Overzichtsfoto van Toena el-Gebel.

Ongeveer tien kilometer ten westen van de stad El-Asjmoenein ligt bij het dorpje Toena el-Gebel, de uitgestrekte dodenstad van het oude Hermopolis Magna. Deze necropool overlapt het oudere noord-westelijke gedeelte van Achetaton, de stad van Achnaton en Nefertiti. Dit wordt aangetoond door de aanwezigheid van grensstèle A die in een kalksteenrichel ten westen van de toegangsweg naar Toena el-Gebel is uitgehakt.

De begraafplaats kan in twee gebieden worden onderverdeeld. Ten noorden van de grensstèle vindt men de graven uit het Nieuwe Rijk. Deze zijn echter allen sterk vervallen. Het zuidelijke deel van de necropool is beter bewaard gebleven. De graven hier dateren uit de Late Tijd.
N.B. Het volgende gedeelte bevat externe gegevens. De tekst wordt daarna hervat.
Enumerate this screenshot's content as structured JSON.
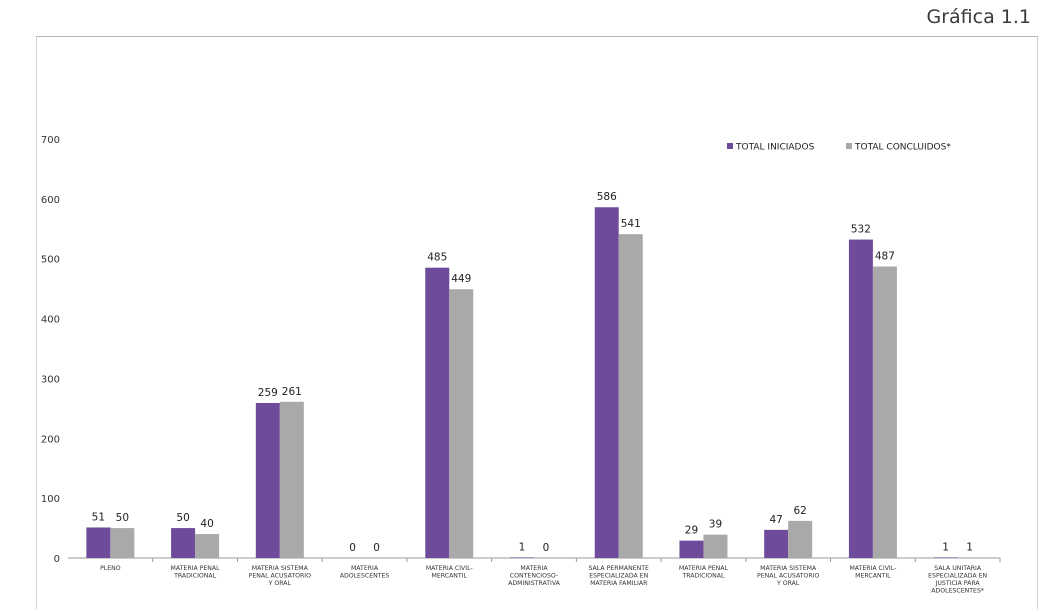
{
  "figure_label": "Gráfica 1.1",
  "colors": {
    "iniciados": "#6f4c9b",
    "concluidos": "#a9a9a9"
  },
  "chart_data": {
    "type": "bar",
    "title": "",
    "xlabel": "",
    "ylabel": "",
    "ylim": [
      0,
      700
    ],
    "yticks": [
      0,
      100,
      200,
      300,
      400,
      500,
      600,
      700
    ],
    "grid": false,
    "legend_position": "top-right",
    "categories": [
      [
        "PLENO"
      ],
      [
        "MATERIA PENAL",
        "TRADICIONAL"
      ],
      [
        "MATERIA SISTEMA",
        "PENAL ACUSATORIO",
        "Y ORAL"
      ],
      [
        "MATERIA",
        "ADOLESCENTES"
      ],
      [
        "MATERIA CIVIL-",
        "MERCANTIL"
      ],
      [
        "MATERIA",
        "CONTENCIOSO-",
        "ADMINISTRATIVA"
      ],
      [
        "SALA PERMANENTE",
        "ESPECIALIZADA EN",
        "MATERIA FAMILIAR"
      ],
      [
        "MATERIA PENAL",
        "TRADICIONAL"
      ],
      [
        "MATERIA SISTEMA",
        "PENAL ACUSATORIO",
        "Y ORAL"
      ],
      [
        "MATERIA CIVIL-",
        "MERCANTIL"
      ],
      [
        "SALA UNITARIA",
        "ESPECIALIZADA EN",
        "JUSTICIA PARA",
        "ADOLESCENTES*"
      ]
    ],
    "series": [
      {
        "name": "TOTAL INICIADOS",
        "values": [
          51,
          50,
          259,
          0,
          485,
          1,
          586,
          29,
          47,
          532,
          1
        ]
      },
      {
        "name": "TOTAL CONCLUIDOS*",
        "values": [
          50,
          40,
          261,
          0,
          449,
          0,
          541,
          39,
          62,
          487,
          1
        ]
      }
    ]
  }
}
Tijdens opgravingen in 2004 door een team van de Ludwig-Maximilians Universiteit van München in samenwerking met de Universiteit van Caïro zijn zes graven ontdekt en onderzocht. Daaronder bevonden zich een piramidevormig graf en een graf voorzien van tongewelven. Men heeft er mummies, grafbijgiften, houten bedden en amuletten met Grieks-Romeinse motieven gevonden.

Verder zijn er restanten aangetroffen van zogenoemde ‘torenhuizen’ waarvan niet geheel duidelijk is waarvoor deze dienden. Waarschijnlijk waren dit woonhuizen voor priesters en ambtenaren van de ibiscultus voor de god Thot.

Toena el-Gebel Restanten van een graf.
Restanten van een graf.

De graven uit de Late Tijd zijn in een regelmatig stratenplan aangelegd met grafkapellen in de vorm van woonhuizen en tempels met verscheidene vertrekken. Sommige grafkapellen zijn zelfs voorzien van een verdieping, anderen staan op een soort verhoging dat bereikbaar is via een trap.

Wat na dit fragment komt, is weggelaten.